Они замолчали. Каждый думал о своём.
— Теперь куда подашься? — спросил сержант. — Слышал, столица второй месяц в осаде.
— Как говорят старики: вольная птица всегда летит на Север, — Праворукий кивнул в окно. — Вот и я подамся в Гелейские горы. Подальше от всего.
— Хочешь как птица? Ты всё делал по-своему. И всё же сдаётся мне, сейчас ты не такой, каким был в том годе. Сильно изменился. Вон глаза… раньше горели как-то бесшабашнее, что ли. Ты ли это, Уги?
— Изменился, говоришь? Возможно. На то были причины. И да, впредь зови меня Праворуким.
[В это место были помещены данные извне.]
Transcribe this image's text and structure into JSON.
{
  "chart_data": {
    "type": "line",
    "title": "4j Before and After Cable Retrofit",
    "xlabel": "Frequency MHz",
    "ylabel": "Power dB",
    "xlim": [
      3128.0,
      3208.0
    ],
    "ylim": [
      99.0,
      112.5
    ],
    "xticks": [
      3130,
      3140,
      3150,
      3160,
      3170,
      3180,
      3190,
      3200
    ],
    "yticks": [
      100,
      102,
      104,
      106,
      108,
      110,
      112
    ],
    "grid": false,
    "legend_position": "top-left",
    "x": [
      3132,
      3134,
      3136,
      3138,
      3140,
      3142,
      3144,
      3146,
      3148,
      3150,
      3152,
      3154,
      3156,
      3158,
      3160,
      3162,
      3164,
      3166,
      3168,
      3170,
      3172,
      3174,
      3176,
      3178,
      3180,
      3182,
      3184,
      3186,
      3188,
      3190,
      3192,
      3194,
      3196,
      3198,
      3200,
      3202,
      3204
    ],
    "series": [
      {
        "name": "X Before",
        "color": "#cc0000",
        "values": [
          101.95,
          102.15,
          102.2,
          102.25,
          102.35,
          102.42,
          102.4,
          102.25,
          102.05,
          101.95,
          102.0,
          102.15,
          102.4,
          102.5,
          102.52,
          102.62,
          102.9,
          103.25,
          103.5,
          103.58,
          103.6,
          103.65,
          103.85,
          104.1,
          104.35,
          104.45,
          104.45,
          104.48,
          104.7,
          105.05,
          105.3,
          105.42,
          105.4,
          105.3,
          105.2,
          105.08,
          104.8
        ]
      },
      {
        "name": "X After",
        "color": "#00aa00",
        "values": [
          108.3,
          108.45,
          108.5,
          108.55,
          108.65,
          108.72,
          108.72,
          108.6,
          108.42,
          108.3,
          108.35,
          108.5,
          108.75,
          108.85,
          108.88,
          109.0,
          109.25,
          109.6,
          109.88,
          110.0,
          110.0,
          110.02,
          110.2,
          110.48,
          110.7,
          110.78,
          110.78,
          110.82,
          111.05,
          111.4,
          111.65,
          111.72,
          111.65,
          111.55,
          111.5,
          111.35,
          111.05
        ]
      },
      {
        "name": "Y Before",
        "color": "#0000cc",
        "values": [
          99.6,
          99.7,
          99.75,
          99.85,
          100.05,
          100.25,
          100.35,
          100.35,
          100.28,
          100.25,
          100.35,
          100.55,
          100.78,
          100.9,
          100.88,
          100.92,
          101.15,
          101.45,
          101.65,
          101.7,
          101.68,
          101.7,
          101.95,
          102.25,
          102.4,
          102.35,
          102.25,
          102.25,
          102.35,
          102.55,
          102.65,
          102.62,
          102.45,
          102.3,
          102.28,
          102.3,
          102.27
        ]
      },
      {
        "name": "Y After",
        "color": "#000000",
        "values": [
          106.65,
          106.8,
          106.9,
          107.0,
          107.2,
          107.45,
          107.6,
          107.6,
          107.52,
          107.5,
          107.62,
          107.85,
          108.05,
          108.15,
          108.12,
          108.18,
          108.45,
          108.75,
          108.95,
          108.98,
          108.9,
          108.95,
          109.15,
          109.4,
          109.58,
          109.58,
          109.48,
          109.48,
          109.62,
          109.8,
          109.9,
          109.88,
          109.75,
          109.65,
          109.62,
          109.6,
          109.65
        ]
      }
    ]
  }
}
Мечник Уги утонул в Сухом море.
Вытянув шею, Дрюдор прислушался, подслушивает ли кто у дверей. Женщина суетилась на кухне, стуча посудой.
— Послушай… гм… Праворукий. Давай и я пойду с тобой, — выдохнул шёпотом. — Городская жизнь подкосила вконец. Душно и тяжко. Без вина не могу день до вечера протянуть. Думал, к сорока годам остепенюсь и заживу мирной жизнью, но… дом, женщина, хозяйство — не моё это. Всё здесь чужое, да и от жизни под крышей давно отвык. К тому же… вино кончилось, а что способно удержать меня кроме выпивки? Дело петуха не отсиживаться в курятнике, а кукарекать, не надеясь, взойдёт сегодня солнце, аль нет. Жизнь — дорога, а мы странники. Моя судьба — издохнуть на её обочине.